Study of Teens in Four Cities Finds
Drug Treatment Effective
NIDA News Release
July 11, 2001
The first large-scale study designed specifically to evaluate drug
abuse treatment outcomes among adolescents found that community-based
treatment programs can reduce drug and alcohol use, improve school
performance, and lower involvement with the criminal justice system.
The study, which is published in the July, 2001, issue of the Archives
of General Psychiatry, evaluated the treatment outcomes for nearly
1,200 adolescents, ranging in age from 11 to 18, who were enrolled
in one of 23 community-based treatment programs in four cities
Pittsburgh, Minneapolis, Chicago, and Portland between 1993
"It is clear from this evaluation that treating drug abuse
in teens reduces their use of drugs and improves many aspects of
their lives, " says NIDA Director Dr. Alan I. Leshner. "The
years of research spent developing effective treatment approaches
are beginning to pay off for these young people."

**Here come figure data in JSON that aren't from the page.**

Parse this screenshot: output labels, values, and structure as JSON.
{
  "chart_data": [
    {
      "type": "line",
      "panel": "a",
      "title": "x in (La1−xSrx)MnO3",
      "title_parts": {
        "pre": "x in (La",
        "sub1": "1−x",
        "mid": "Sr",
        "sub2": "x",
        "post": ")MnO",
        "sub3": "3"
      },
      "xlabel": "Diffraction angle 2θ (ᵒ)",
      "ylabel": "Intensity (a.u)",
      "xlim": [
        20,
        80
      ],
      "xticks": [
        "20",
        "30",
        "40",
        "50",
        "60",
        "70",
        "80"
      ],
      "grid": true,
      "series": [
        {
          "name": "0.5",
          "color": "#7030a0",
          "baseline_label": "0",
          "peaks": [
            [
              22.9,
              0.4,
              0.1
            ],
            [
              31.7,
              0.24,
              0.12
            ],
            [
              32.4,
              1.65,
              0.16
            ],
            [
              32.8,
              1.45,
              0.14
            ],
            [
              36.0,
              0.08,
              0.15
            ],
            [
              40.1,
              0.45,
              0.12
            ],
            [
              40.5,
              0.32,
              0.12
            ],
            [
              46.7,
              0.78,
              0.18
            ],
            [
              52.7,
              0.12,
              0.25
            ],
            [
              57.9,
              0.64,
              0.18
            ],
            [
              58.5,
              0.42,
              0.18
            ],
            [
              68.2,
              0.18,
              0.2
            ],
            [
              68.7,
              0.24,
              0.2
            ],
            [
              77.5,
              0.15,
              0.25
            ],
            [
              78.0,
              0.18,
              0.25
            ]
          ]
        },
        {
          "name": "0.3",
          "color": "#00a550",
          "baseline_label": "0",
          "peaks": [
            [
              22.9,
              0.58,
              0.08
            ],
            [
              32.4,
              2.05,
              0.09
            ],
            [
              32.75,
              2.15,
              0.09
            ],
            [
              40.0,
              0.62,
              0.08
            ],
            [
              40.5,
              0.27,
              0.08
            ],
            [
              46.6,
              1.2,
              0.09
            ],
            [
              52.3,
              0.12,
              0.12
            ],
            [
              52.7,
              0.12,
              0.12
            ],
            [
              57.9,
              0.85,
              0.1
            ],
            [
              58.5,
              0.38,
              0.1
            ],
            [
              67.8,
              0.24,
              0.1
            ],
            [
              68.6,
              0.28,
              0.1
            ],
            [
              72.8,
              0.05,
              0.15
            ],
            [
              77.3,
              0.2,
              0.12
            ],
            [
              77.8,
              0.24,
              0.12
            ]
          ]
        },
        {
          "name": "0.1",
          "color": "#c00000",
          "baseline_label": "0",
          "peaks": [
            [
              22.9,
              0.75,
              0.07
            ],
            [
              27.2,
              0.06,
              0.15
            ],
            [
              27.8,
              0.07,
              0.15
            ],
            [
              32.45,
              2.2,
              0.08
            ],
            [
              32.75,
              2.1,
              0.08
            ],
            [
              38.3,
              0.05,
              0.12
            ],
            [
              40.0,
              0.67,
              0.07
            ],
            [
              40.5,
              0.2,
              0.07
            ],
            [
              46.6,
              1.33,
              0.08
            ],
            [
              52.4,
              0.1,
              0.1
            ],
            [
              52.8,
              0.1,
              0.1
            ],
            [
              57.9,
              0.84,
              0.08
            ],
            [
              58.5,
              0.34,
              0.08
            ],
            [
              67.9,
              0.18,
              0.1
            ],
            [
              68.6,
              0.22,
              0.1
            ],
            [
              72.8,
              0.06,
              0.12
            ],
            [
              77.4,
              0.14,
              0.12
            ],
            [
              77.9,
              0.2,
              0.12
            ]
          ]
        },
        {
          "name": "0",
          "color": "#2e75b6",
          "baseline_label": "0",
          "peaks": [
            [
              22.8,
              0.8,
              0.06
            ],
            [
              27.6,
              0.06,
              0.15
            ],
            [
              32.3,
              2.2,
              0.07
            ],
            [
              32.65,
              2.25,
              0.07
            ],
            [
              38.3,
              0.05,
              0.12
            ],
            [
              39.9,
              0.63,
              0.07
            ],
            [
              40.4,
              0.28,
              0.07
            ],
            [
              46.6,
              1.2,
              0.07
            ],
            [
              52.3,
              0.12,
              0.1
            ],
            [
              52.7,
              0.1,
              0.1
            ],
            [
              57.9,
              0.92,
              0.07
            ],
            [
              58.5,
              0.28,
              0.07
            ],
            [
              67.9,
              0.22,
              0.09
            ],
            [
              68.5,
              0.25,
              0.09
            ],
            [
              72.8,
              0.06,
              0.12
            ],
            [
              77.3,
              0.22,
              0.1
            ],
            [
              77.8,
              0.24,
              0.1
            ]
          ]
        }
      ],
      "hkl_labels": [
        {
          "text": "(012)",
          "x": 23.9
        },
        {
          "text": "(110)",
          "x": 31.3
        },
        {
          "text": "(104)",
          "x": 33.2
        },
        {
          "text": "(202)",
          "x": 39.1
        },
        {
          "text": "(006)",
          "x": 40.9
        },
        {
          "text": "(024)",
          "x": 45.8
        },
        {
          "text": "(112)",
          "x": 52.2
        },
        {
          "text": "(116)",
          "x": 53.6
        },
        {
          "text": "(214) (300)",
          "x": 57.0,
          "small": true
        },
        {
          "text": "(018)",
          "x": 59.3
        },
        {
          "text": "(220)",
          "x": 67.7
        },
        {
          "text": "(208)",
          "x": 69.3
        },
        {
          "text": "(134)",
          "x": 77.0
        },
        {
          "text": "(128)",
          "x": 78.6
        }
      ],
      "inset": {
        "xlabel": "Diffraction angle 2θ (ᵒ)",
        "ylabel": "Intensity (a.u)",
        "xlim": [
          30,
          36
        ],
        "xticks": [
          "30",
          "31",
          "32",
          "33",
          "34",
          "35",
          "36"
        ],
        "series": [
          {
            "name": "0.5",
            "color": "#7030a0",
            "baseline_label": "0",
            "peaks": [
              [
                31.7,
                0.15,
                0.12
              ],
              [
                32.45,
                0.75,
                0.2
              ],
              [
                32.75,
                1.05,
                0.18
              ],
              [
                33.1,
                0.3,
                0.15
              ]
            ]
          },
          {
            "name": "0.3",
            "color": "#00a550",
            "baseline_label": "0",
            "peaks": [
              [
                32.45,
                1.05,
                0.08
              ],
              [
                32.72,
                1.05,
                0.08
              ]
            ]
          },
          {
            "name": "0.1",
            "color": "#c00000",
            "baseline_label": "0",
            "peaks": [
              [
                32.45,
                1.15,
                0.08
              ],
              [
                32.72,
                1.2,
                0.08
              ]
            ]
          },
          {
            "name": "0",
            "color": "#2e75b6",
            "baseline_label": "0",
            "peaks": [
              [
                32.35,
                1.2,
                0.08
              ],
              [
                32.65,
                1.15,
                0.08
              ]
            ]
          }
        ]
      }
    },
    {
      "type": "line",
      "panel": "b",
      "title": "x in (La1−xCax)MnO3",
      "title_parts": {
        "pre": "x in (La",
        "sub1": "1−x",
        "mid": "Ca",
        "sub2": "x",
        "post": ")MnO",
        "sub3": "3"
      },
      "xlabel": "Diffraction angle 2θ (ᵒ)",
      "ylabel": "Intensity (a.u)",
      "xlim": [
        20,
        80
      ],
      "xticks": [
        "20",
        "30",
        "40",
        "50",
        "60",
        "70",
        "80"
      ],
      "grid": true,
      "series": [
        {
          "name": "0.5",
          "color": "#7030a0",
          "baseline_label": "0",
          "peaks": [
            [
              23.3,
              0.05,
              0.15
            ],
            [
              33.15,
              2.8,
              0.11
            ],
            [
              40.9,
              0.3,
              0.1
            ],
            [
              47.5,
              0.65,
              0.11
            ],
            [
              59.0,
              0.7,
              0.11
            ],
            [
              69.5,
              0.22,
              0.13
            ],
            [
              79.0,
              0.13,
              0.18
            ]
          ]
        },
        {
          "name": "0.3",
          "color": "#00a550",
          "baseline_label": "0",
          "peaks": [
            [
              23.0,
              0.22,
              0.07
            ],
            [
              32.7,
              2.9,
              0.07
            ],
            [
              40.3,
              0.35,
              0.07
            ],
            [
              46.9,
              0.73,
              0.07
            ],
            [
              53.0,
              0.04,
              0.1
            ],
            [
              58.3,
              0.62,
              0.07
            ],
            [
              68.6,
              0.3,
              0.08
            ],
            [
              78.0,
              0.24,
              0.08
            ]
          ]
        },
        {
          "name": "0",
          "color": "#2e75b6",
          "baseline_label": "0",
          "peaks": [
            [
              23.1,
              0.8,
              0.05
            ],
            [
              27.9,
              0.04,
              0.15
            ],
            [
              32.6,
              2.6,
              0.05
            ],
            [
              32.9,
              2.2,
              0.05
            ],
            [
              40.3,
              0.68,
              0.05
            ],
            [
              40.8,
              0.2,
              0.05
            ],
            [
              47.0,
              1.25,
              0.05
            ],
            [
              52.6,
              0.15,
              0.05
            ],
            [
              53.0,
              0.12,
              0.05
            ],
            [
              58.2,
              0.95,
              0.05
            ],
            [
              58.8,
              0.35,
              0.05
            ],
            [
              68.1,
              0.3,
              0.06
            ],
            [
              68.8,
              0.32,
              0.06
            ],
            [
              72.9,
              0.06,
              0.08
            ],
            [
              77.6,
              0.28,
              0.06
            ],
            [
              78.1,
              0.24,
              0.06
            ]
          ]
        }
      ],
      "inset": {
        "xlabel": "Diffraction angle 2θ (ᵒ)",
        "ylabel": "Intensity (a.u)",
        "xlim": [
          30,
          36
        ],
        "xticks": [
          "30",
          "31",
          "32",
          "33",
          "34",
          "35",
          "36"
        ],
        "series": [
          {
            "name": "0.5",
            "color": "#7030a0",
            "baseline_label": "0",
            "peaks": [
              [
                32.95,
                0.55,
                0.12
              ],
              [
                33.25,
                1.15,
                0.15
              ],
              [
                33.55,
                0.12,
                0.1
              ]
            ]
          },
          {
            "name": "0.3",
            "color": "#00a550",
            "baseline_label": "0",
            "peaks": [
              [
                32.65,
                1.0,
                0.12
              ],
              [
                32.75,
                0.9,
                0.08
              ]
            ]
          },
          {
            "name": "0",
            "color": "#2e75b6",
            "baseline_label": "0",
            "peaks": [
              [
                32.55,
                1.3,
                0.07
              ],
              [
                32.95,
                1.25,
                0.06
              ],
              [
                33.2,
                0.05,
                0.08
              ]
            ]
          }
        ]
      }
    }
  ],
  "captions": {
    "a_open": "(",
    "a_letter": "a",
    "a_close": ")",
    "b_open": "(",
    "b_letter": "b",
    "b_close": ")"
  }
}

This study, conducted by Dr. Yih-Ing Hser and her colleagues at
the University of California, Los Angeles, is part of NIDA's ongoing
Drug Abuse Treatment Outcome Studies for Adolescents (DATOS-A).
The research team evaluated outcomes for 799 boys and 368 girls
enrolled in a variety of drug treatment programs, including residential
programs, outpatient drug-free programs, and short-term inpatient programs.
Dr. Hser says the teens made significant progress, even though
their length of time in treatment was generally short. The study
found that longer stays in treatment resulted in lower drug use
and lower rates of arrest following treatment.
"Community-based drug treatment programs do work for adolescents,"
says Dr. Hser. "But in order to maximize their therapeutic
benefits, we need to devise
strategies specific to adolescents to improve retention and completion
of the programs."
Details about the study
More than 400 teens participated in residential treatment, in which
they were provided with education, individual and group counseling,
and interventions to develop social responsibility. Almost 300 participated
in outpatient drug-free programs, which included counseling sessions,
education, and skills training.
Nearly 460 were admitted to short-term inpatient programs, which
provided counseling, 12-step sessions within a medically controlled
environment, and referral for continued outpatient treatment. About
a quarter the study's participants had used three or more drugs
prior to treatment. Nearly two-thirds were dependent upon marijuana,
over one-third dependent on alcohol, and 10 percent were addicted
to cocaine. In addition to substance abuse problems, more than half
were criminally active and 63 percent met diagnostic criteria for
a mental disorder. About one-third had dropped out of school.
Improvements Cited After Treatment
Comparing the year before treatment to the year following treatment,
improvements were seen in the following areas:
Drug Use weekly or more frequent marijuana use dropped from
80.4 percent to 43.8 percent; abstinence from use of other illicit
drugs increased from 52
percent to 57.8 percent.
Heavy Drinking dropped from 33.8 percent to 20.3 percent
Criminal Activities dropped from 75.6 percent to 52.8 percent.
Following treatment, the teens showed better psychological adjustment
as indicated by having fewer thoughts of suicide, lower hostility,
and higher self-esteem.
More of the teens attended school and reported average or better-than-average
grades following treatment.
Some Exceptions Noted
However, there were some exceptions to the general pattern of improvement.
Cocaine use increased three percentage points, from 16.5 percent
prior to treatment to 19.2 percent after treatment. This was attributable
primarily to increases in cocaine use among teens in the short-term
inpatient and the outpatient drug-free programs. Among those in
the outpatient treatment group, the use of hallucinogens and stimulants
did not improve.
The researchers evaluated whether a minimum length of stay for
90 days in residential and outpatient programs and 21 days in short-term
inpatient care were
related to better outcomes. Almost 60 percent of the residential
treatment group, 27 percent of the outpatient group, and 63.7 percent
of the inpatient group met or
exceeded these goals.
The patients who met or exceeded these length of stay criteria
had significantly better outcomes than those who did not. They were
about one and a half times more likely to be abstinent from marijuana,
alcohol, and other drug use in the year after treatment. They were
1.45 times less likely to be arrested and about one and a third
times more likely to have average or better grades in school than
adolescents who did not reach these treatment stays.